Les violences sexuelles augmentent à la Saint-Valentin : "A cette date, je n'avais pas le droit de lui refuser un rapport sexuel"
Si la Saint-Valentin est synonyme d'amour pour le grand public, pour les victimes de violences conjugales et sexuelles, c'est un synonyme de crainte et d'anxiété. En cette période où les incitations à la sexualité sont plus nombreuses que jamais, les viols, et notamment les viols conjugaux, ont tendance à augmenter.

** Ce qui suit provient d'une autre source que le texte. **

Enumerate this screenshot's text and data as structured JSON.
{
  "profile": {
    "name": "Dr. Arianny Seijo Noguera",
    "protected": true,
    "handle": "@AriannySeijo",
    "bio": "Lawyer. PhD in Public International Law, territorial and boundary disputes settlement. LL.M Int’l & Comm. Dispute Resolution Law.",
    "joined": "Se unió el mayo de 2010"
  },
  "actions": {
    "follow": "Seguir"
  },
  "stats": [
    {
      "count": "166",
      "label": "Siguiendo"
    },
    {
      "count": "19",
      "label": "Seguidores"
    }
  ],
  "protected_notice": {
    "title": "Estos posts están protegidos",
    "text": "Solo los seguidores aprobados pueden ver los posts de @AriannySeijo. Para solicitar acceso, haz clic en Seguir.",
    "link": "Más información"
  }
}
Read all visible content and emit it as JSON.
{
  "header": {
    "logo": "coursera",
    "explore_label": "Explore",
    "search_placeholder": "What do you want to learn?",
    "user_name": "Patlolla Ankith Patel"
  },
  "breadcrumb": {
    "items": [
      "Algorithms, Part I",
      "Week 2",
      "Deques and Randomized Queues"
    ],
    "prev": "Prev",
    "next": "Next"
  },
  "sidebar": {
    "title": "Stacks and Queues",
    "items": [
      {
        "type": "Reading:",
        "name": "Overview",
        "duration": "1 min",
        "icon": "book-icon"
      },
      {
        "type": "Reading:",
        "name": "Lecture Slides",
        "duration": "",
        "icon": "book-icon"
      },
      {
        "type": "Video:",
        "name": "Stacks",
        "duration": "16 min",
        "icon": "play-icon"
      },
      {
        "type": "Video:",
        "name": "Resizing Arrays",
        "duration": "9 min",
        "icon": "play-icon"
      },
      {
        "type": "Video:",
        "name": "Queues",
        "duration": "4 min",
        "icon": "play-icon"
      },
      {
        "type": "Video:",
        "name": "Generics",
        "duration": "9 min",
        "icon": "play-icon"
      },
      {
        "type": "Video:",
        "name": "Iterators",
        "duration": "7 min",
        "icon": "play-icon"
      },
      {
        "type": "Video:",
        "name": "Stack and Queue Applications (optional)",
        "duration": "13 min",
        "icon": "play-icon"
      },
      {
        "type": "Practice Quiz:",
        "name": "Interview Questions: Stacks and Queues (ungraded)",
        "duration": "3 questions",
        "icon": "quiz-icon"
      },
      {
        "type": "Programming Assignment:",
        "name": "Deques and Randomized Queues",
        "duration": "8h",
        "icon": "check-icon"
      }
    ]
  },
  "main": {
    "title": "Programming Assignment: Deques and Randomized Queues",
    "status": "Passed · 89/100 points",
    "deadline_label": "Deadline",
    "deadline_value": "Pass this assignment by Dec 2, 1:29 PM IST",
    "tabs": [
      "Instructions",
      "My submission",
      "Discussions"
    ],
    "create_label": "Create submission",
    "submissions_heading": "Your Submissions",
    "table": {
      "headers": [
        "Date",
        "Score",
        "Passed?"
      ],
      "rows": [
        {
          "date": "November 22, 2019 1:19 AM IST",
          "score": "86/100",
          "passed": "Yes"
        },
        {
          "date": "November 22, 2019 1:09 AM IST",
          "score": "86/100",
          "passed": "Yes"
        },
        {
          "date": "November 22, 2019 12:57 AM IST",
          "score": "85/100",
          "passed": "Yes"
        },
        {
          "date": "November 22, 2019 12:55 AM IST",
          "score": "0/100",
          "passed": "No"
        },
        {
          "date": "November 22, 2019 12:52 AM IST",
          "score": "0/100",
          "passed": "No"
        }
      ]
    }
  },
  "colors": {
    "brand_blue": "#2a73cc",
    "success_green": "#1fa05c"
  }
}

Publicités pour de la lingerie rouge, marques prônant les bienfaits des aphrodisiaques naturels, recommandations sur "l'art de faire l'amour quand on a ses règles" et autres conseils pour "raviver la flamme au sein de son couple" : les injonctions à la sexualité sont partout, et en particulier à l'occasion de la Saint-Valentin. Car dans la pensée collective, qui dit couple dit forcément sexe, en particulier lors des grands moments romantiques : fête des amoureux, anniversaire de rencontre, anniversaire de mariage. Sur le principe, il n'y a évidemment rien de mal avec le fait de vouloir coucher avec son ou sa partenaire. Mais cela devient un problème lorsqu'il y a une notion d'insistance, voire d'obligation.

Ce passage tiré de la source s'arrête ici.